The stress of having a young child with bipolar illness (whether or not the parents are currently ill or depressed) can be enormous and often dismissed with the euphemistic term of “caregiver burden.” Providing a periodic in-home support and time-out individual to the euthymic, or especially depressed or manic, mother, or distraught father with a child who is irritable, labile, hyperactive, impulsive, explosive, aggressive, who does not sleep as much as usual, and switches rapidly from euphoria to profound depression (whether this is eventually classified as bipolar I, II, not otherwise specified, or merely bipolar-like), may have long-term, positive, illness-modifying effects for both the parents and the child.
Like the support programs suggested for postpartum depression, such an adjunctive support system could be routinely provided to a parent by volunteers in this potentially difficult if not desperate situation. This would not be intended as an alternative, but a supplement to the family and psychoeducational therapy provided by physicians and psychotherapy-oriented clinicians, be they PhDs, social workers, or nurses. The additional availability of such a time-out person could provide needed stress reduction to the parent and, as a side effect, potentially reduce instances of verbal or physical abuse elicited by and directed toward the “impossible child.”
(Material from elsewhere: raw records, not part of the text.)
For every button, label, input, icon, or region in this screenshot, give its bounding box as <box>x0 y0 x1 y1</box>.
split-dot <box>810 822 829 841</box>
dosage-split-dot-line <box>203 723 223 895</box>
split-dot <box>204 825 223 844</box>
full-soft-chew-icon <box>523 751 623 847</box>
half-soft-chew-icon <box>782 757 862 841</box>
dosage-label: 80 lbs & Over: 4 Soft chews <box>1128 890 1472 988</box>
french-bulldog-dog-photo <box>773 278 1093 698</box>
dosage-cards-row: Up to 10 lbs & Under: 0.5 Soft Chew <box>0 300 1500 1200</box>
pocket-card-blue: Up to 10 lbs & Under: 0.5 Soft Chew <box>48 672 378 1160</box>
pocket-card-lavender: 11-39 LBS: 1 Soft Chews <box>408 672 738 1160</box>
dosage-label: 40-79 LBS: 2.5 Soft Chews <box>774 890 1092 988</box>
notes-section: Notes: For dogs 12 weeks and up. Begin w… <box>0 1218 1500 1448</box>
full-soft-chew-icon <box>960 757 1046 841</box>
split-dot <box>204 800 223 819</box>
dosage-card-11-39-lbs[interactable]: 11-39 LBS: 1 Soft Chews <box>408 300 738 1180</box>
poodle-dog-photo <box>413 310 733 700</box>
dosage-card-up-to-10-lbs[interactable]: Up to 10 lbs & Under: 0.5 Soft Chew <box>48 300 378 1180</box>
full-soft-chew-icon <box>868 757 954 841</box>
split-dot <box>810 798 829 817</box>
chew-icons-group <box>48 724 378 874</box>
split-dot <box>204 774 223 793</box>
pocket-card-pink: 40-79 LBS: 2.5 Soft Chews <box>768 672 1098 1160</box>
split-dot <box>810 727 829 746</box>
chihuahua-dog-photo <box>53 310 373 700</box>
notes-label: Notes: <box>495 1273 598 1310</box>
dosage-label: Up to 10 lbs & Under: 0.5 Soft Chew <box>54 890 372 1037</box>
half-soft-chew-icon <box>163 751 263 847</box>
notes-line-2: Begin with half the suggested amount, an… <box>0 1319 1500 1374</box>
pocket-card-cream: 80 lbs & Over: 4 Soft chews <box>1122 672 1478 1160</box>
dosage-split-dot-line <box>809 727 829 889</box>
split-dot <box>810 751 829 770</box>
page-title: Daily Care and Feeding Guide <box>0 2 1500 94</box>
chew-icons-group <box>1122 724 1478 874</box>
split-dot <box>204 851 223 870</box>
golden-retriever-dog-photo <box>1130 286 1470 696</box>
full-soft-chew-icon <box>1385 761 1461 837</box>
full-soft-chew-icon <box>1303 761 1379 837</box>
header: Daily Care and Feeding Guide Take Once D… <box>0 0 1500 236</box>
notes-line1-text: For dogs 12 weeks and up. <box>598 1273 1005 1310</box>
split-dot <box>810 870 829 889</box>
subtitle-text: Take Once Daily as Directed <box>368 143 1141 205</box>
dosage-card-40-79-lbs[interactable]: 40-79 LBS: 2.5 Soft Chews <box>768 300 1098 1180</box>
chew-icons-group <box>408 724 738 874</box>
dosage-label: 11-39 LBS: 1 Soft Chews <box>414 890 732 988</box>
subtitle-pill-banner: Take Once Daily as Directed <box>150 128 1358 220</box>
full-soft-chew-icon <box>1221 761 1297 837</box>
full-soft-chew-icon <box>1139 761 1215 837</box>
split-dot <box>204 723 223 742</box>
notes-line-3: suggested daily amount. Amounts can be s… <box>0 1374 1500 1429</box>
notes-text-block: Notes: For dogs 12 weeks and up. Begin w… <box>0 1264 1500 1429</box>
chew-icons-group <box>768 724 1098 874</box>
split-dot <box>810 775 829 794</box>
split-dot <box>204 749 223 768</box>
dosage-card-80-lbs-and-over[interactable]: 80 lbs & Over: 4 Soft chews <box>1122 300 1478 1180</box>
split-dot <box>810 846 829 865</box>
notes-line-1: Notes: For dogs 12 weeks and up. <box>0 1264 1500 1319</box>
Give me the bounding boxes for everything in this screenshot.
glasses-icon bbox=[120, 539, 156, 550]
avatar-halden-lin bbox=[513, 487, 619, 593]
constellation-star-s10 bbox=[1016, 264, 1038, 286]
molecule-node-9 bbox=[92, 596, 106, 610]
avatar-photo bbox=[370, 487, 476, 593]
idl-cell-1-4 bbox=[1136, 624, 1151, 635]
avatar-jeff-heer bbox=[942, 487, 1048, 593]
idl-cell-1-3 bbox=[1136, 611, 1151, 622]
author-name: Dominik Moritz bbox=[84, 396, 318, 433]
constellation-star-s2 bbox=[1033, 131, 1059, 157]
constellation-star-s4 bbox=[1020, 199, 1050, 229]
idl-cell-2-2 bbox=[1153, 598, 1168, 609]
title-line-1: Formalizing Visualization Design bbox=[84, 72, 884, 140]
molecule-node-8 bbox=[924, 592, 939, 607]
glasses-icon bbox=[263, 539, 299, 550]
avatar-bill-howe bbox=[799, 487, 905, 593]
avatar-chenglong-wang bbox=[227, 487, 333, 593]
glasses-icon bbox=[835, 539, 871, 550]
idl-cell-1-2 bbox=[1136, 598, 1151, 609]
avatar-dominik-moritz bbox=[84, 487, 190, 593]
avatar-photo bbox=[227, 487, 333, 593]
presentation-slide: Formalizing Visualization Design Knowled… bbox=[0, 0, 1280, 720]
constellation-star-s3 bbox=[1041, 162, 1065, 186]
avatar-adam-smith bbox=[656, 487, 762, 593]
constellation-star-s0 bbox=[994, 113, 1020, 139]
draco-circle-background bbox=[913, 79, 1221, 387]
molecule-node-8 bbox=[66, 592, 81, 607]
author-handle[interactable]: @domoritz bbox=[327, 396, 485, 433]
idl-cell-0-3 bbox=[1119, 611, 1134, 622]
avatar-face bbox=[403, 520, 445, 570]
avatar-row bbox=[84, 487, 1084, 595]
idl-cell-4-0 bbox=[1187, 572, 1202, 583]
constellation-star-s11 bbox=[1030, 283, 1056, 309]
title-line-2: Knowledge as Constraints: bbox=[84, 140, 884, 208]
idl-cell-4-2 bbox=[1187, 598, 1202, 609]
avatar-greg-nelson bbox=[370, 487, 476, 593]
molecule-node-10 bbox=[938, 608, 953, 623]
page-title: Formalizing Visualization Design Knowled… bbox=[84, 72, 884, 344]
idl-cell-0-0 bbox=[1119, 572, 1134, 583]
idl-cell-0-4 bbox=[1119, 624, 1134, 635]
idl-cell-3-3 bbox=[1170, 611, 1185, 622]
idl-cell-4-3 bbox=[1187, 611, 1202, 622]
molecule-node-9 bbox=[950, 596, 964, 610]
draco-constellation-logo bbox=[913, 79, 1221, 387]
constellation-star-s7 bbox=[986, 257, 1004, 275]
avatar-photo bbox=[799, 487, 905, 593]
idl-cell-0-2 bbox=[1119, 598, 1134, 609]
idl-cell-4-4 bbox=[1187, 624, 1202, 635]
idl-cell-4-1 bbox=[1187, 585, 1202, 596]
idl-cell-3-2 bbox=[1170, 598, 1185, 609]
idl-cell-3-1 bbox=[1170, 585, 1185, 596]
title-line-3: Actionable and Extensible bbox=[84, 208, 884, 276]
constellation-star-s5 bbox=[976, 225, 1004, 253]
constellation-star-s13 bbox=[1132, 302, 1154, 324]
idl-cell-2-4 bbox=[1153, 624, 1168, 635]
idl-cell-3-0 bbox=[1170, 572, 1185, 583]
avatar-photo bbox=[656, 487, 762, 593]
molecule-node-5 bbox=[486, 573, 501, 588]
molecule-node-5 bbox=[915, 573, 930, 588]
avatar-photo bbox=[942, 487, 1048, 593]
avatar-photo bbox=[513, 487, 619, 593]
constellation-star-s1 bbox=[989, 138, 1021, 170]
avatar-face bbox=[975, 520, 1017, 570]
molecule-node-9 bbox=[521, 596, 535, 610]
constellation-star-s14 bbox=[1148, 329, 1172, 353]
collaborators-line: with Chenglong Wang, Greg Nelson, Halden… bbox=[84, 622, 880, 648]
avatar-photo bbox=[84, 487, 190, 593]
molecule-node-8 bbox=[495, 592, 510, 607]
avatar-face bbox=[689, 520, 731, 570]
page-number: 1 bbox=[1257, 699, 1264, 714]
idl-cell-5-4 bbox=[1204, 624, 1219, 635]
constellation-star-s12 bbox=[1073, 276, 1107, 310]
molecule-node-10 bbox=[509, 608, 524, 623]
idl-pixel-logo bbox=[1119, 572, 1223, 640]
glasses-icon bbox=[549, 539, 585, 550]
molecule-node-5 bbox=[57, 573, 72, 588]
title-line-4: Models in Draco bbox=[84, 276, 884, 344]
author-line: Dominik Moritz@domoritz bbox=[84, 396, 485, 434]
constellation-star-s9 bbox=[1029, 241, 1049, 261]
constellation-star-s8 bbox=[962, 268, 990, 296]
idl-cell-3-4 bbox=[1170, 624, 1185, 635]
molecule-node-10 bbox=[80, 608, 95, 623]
Given the often great shortcomings in the treatment of bipolar illness in every age group and at every stage and transition point in its evolution, a new series of initiatives, a few of which are outlined here and many others, are needed to begin to help fill the gaps and supplement what is too often currently accepted as treatment as usual.
With the number and richness of such opportunities for providing more optimal care by focusing on prevention, early intervention, psychoeducation, support, and stressor amelioration throughout the course of development for those at high risk, as well as those already diagnosed with bipolar illness, even small steps in this direction are likely to be highly beneficial for many individuals and for society in general (because of the enormous economic costs of the illness).
Although not yet demonstrated definitively, it is highly likely that even a modicum of improvement at just a few of the treatment gaps noted could have a very substantial impact. This likelihood is based on the existing controlled clinical trials literature on the considerable efficacy of focused psychoeducation and cognitive, behavioral, and other target psychotherapeutic modalities in moderating adverse illness outcomes. Routinely implementing some of these techniques, enhancing and supplementing them with some of the other approaches preliminarily outlined, and revising them as new data become available could have clinically important effects on the outcome of what otherwise can be a disabling illness.